Her eyes lit up. “Oh, definitely, when this girl came in holding three teeth in her hand. She’d been sliding down an escalator handrail, see, and she flew off the end, right into a wall. So I tell her, ‘I need to call your father—what’s his number?’ And she says, ‘I dunno.’ She has no idea what her father’s number is, doesn’t even know where he works. I have to call some friend who calls the uncle who calls the father.”
“Good story.”
“Stupid girl. Really. They took her away, gave her some new teeth. I see her around sometimes.”
Eventually, a phone rang in the nurse’s office. My dad had arrived. I wheeled down to the chandelier-lit Stuyvesant lobby, kicked open the doors, and rolled across the sidewalk to the curb, where the family van awaited. Mom was in the front seat, looking distressed at my condition.

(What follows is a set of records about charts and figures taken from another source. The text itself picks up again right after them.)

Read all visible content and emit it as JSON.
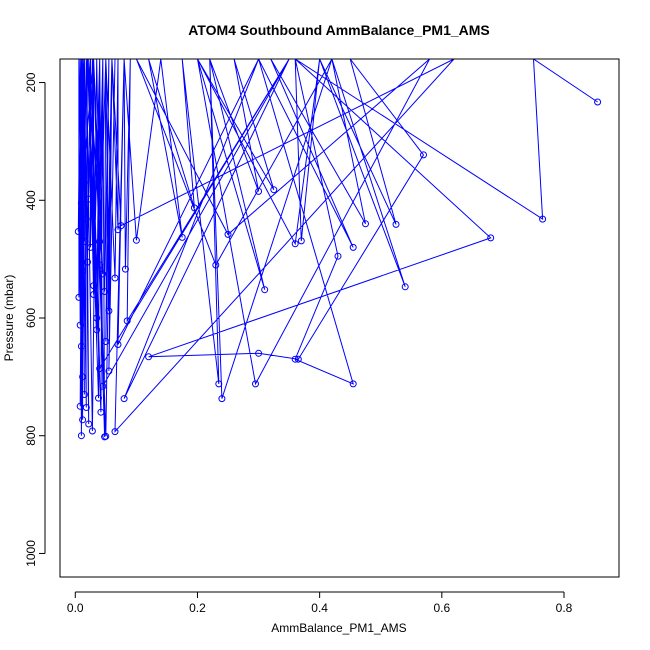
{
  "chart_data": {
    "type": "line",
    "title": "ATOM4 Southbound AmmBalance_PM1_AMS",
    "xlabel": "AmmBalance_PM1_AMS",
    "ylabel": "Pressure (mbar)",
    "xlim": [
      -0.025,
      0.89
    ],
    "ylim": [
      1040,
      160
    ],
    "y_reversed": true,
    "xticks": [
      "0.0",
      "0.2",
      "0.4",
      "0.6",
      "0.8"
    ],
    "xtick_values": [
      0,
      0.2,
      0.4,
      0.6,
      0.8
    ],
    "yticks": [
      "200",
      "400",
      "600",
      "800",
      "1000"
    ],
    "ytick_values": [
      200,
      400,
      600,
      800,
      1000
    ],
    "series_color": "#0000FF",
    "markers": "open-circle",
    "grid": false,
    "series": [
      {
        "values": [
          [
            0.855,
            233
          ],
          [
            0.75,
            160
          ],
          [
            0.765,
            432
          ],
          [
            0.36,
            160
          ],
          [
            0.68,
            464
          ],
          [
            0.12,
            666
          ],
          [
            0.3,
            660
          ],
          [
            0.365,
            670
          ],
          [
            0.57,
            323
          ],
          [
            0.45,
            160
          ],
          [
            0.525,
            441
          ],
          [
            0.4,
            160
          ],
          [
            0.54,
            547
          ],
          [
            0.42,
            160
          ],
          [
            0.475,
            440
          ],
          [
            0.32,
            160
          ],
          [
            0.455,
            480
          ],
          [
            0.3,
            160
          ],
          [
            0.455,
            712
          ],
          [
            0.36,
            670
          ],
          [
            0.43,
            495
          ],
          [
            0.36,
            160
          ],
          [
            0.37,
            469
          ],
          [
            0.4,
            160
          ],
          [
            0.36,
            474
          ],
          [
            0.2,
            160
          ],
          [
            0.325,
            382
          ],
          [
            0.26,
            160
          ],
          [
            0.3,
            385
          ],
          [
            0.22,
            160
          ],
          [
            0.31,
            552
          ],
          [
            0.2,
            160
          ],
          [
            0.295,
            712
          ],
          [
            0.58,
            160
          ],
          [
            0.25,
            458
          ],
          [
            0.1,
            160
          ],
          [
            0.23,
            510
          ],
          [
            0.42,
            160
          ],
          [
            0.24,
            737
          ],
          [
            0.22,
            160
          ],
          [
            0.235,
            712
          ],
          [
            0.175,
            160
          ],
          [
            0.195,
            413
          ],
          [
            0.12,
            160
          ],
          [
            0.175,
            463
          ],
          [
            0.14,
            160
          ],
          [
            0.1,
            468
          ],
          [
            0.08,
            160
          ],
          [
            0.082,
            517
          ],
          [
            0.09,
            160
          ],
          [
            0.085,
            605
          ],
          [
            0.35,
            160
          ],
          [
            0.08,
            737
          ],
          [
            0.3,
            160
          ],
          [
            0.07,
            645
          ],
          [
            0.08,
            160
          ],
          [
            0.065,
            793
          ],
          [
            0.62,
            160
          ],
          [
            0.075,
            443
          ],
          [
            0.06,
            160
          ],
          [
            0.07,
            450
          ],
          [
            0.07,
            160
          ],
          [
            0.065,
            532
          ],
          [
            0.05,
            160
          ],
          [
            0.055,
            588
          ],
          [
            0.06,
            160
          ],
          [
            0.05,
            801
          ],
          [
            0.03,
            160
          ],
          [
            0.048,
            802
          ],
          [
            0.045,
            160
          ],
          [
            0.042,
            760
          ],
          [
            0.02,
            160
          ],
          [
            0.038,
            736
          ],
          [
            0.04,
            160
          ],
          [
            0.045,
            716
          ],
          [
            0.35,
            160
          ],
          [
            0.04,
            686
          ],
          [
            0.025,
            160
          ],
          [
            0.035,
            620
          ],
          [
            0.028,
            160
          ],
          [
            0.03,
            560
          ],
          [
            0.022,
            160
          ],
          [
            0.045,
            525
          ],
          [
            0.03,
            160
          ],
          [
            0.04,
            470
          ],
          [
            0.035,
            160
          ],
          [
            0.028,
            792
          ],
          [
            0.018,
            160
          ],
          [
            0.022,
            780
          ],
          [
            0.015,
            160
          ],
          [
            0.018,
            752
          ],
          [
            0.01,
            160
          ],
          [
            0.015,
            730
          ],
          [
            0.012,
            160
          ],
          [
            0.012,
            700
          ],
          [
            0.008,
            160
          ],
          [
            0.01,
            648
          ],
          [
            0.014,
            160
          ],
          [
            0.008,
            612
          ],
          [
            0.006,
            160
          ],
          [
            0.006,
            565
          ],
          [
            0.01,
            160
          ],
          [
            0.012,
            520
          ],
          [
            0.015,
            160
          ],
          [
            0.016,
            470
          ],
          [
            0.012,
            160
          ],
          [
            0.018,
            432
          ],
          [
            0.02,
            160
          ],
          [
            0.01,
            405
          ],
          [
            0.012,
            160
          ],
          [
            0.015,
            370
          ],
          [
            0.018,
            160
          ],
          [
            0.022,
            398
          ],
          [
            0.03,
            160
          ],
          [
            0.005,
            453
          ],
          [
            0.008,
            160
          ],
          [
            0.01,
            800
          ],
          [
            0.014,
            160
          ],
          [
            0.008,
            750
          ],
          [
            0.012,
            160
          ],
          [
            0.012,
            773
          ],
          [
            0.01,
            160
          ],
          [
            0.02,
            505
          ],
          [
            0.025,
            160
          ],
          [
            0.025,
            480
          ],
          [
            0.03,
            160
          ],
          [
            0.03,
            545
          ],
          [
            0.04,
            160
          ],
          [
            0.035,
            600
          ],
          [
            0.045,
            160
          ],
          [
            0.04,
            510
          ],
          [
            0.05,
            160
          ],
          [
            0.048,
            555
          ],
          [
            0.055,
            160
          ],
          [
            0.05,
            640
          ],
          [
            0.06,
            160
          ],
          [
            0.055,
            690
          ],
          [
            0.065,
            160
          ]
        ]
      }
    ]
  }
}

Dad sat behind the wheel, wearing sunglasses against the glare.
“My goodness, honey, are you okay?” Mom leapt from the van and grabbed the back of my chair.
“Well, I’ve been stumbling around like an idiot for a while,” I said. “And I’ve been blown away by the support I’ve received from friends … and from my dear father.”
Dad was still sitting in the driver’s seat, with his hands on the wheel.
“Jim, you’re despicable,” Mom said. “Get out here and help your son.”
“Hmmmm? Oh, yes.” Dad smiled. He was just messing around. He got out of the van and helped me into the backseat. “How you doing, son?” he asked. “This injury might be good for you; it’ll give you a chance to take a load off.”
As I climbed into the van, I saw my math teacher, Mr. Pingeon, standing on the sidewalk taking a cigarette break. Apparently, he had no teachers’ lounge to smoke in. He waggled his finger at me, grinning. Everybody loves a wheelchair.
*For some reason, the gym was on the third floor but the locker room was on the fifth floor—ask the people who built my high school.
*Event Horizon is the scariest movie ever made. In it a ship travels through a black hole and comes back inherently evil. Sounds stupid, but when the ship starts killing people by depressurizing them, and Sam Neill is running around with his body all cut up, and Laurence Fishburne is on fire, and people are ripping their own eyes out, believe me, it’s not cool.